Novel peptides confirm novel IsoQuant isoforms. On the left side, the canonical transcript of each gene is shown with the yellow highlighted region shown in more detail. GENCODE transcripts are shown in blue, novel IsoQuant transcripts in orange, novel Oxford Nanopore Technology (ONT) sequencing transcripts in green, and novel peptides in yellow. Transcripts were filtered for transcripts with at least one exon in the displayed region. On the right, the spectrum of the novel peptide is shown with b-ions in blue and y-ions in red. (A) Five novel peptides confirm an intron retention event in AMPH that is also supported by the ONT data.

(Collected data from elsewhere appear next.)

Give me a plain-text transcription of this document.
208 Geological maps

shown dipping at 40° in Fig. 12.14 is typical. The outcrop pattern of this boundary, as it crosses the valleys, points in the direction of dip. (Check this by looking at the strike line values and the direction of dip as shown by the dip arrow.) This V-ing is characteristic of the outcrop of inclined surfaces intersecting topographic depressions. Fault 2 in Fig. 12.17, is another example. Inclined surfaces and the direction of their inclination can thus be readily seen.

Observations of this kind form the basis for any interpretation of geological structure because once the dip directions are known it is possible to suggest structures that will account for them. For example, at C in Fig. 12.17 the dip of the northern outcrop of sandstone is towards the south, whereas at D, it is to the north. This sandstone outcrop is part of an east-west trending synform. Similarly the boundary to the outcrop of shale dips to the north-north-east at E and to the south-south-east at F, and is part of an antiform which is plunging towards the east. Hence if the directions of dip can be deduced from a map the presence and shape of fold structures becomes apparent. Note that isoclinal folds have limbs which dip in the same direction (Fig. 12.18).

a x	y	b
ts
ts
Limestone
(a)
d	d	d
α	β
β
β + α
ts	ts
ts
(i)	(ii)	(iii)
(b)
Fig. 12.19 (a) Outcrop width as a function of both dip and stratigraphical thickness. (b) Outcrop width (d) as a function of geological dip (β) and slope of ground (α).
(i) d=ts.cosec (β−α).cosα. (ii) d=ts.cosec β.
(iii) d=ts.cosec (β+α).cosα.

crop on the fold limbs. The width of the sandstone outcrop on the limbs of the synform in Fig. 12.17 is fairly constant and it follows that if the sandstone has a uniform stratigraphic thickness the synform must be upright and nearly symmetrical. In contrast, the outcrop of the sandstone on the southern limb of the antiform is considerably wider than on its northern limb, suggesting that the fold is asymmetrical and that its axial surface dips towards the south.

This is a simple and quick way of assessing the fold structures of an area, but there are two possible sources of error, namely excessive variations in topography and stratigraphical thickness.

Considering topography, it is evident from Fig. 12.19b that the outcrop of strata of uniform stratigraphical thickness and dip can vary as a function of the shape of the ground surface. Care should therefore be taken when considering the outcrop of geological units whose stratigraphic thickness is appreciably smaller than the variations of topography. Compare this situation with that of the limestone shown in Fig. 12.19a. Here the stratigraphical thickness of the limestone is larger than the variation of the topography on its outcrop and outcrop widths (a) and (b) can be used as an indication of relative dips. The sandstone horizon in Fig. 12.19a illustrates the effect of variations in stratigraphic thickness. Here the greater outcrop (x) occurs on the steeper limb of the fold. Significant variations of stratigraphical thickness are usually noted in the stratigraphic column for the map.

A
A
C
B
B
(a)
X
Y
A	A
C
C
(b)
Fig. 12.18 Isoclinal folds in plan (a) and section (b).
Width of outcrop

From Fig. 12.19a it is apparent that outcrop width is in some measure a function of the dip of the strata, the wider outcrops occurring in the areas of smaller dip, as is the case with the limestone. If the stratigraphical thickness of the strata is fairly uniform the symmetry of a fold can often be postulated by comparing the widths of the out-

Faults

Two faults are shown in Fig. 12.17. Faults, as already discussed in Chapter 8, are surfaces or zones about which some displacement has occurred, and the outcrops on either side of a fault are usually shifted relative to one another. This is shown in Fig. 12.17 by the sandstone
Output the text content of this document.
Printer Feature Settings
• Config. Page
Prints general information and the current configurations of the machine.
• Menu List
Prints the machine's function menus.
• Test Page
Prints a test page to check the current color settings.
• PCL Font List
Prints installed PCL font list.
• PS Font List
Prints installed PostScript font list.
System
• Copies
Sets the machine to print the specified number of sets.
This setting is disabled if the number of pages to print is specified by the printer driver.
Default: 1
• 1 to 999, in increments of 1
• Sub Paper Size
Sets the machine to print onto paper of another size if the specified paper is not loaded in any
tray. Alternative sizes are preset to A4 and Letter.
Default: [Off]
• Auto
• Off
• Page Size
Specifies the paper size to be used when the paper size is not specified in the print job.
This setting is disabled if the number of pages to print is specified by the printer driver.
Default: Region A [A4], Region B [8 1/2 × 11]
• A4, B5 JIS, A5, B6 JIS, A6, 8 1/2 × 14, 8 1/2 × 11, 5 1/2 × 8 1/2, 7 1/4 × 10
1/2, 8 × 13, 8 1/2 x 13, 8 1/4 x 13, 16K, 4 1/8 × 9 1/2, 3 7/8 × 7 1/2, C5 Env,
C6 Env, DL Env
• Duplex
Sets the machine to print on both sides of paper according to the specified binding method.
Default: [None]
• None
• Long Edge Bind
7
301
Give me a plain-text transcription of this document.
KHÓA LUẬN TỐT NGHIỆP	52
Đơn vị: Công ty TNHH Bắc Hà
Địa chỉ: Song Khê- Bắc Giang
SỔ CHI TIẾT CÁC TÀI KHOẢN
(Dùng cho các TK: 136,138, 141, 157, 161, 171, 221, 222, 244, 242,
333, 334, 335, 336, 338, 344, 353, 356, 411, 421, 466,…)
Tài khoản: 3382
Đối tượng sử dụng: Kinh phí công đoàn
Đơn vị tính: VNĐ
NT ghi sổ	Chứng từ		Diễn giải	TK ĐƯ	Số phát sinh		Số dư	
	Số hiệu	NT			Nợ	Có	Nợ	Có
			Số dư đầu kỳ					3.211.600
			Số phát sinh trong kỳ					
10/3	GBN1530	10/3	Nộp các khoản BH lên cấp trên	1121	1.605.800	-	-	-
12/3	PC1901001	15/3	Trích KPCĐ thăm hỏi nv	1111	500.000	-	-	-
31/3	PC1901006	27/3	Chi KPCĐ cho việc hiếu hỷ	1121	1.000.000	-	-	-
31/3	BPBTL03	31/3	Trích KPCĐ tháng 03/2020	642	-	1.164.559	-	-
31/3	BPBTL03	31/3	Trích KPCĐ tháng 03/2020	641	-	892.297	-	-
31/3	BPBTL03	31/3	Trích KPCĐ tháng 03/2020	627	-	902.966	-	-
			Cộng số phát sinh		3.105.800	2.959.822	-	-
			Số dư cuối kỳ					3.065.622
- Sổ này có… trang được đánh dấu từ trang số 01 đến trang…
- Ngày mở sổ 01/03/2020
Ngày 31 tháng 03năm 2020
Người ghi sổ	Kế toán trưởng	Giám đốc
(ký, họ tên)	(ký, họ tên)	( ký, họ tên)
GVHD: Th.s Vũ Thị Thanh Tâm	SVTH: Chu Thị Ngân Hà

The spectrum of one novel peptide is shown, the other four spectra can be found in Supplementary Data Sheet 4 (B) The novel splice peptide in TPM3 maps to two novel transcripts that contain a novel combination of known splice junctions. (C) A novel splice junction peptide supports TRANSCRIPT22463. CHR6. NNIC derived from the EPB41L2 gene.

FIGURE 5

RetNet genes demonstrating the highest expression of a novel isoform. On the left, PacBio transcripts are shown in orange, Oxford Nanopore Technology (ONT) sequencing transcripts in green, and reference GENCODE v39 transcripts in blue. We only show PacBio and ONT transcripts that result in a novel open reading frame. For all transcripts, the 5′-end is shown on the left and the 3′-end on the right. On the right, the Transcripts Per Million (TPM) count in the three individual samples is shown. (A) SAMD11 transcripts and their corresponding TPM. (B) SLC24A1 transcripts and their corresponding TPM (C) IMPDH1 transcripts and their corresponding TPM. The highlighted yellow part is shown in (D) with peptides that map to the elongated last exon. The spectra of the peptides are shown in Supplementary Figure S3.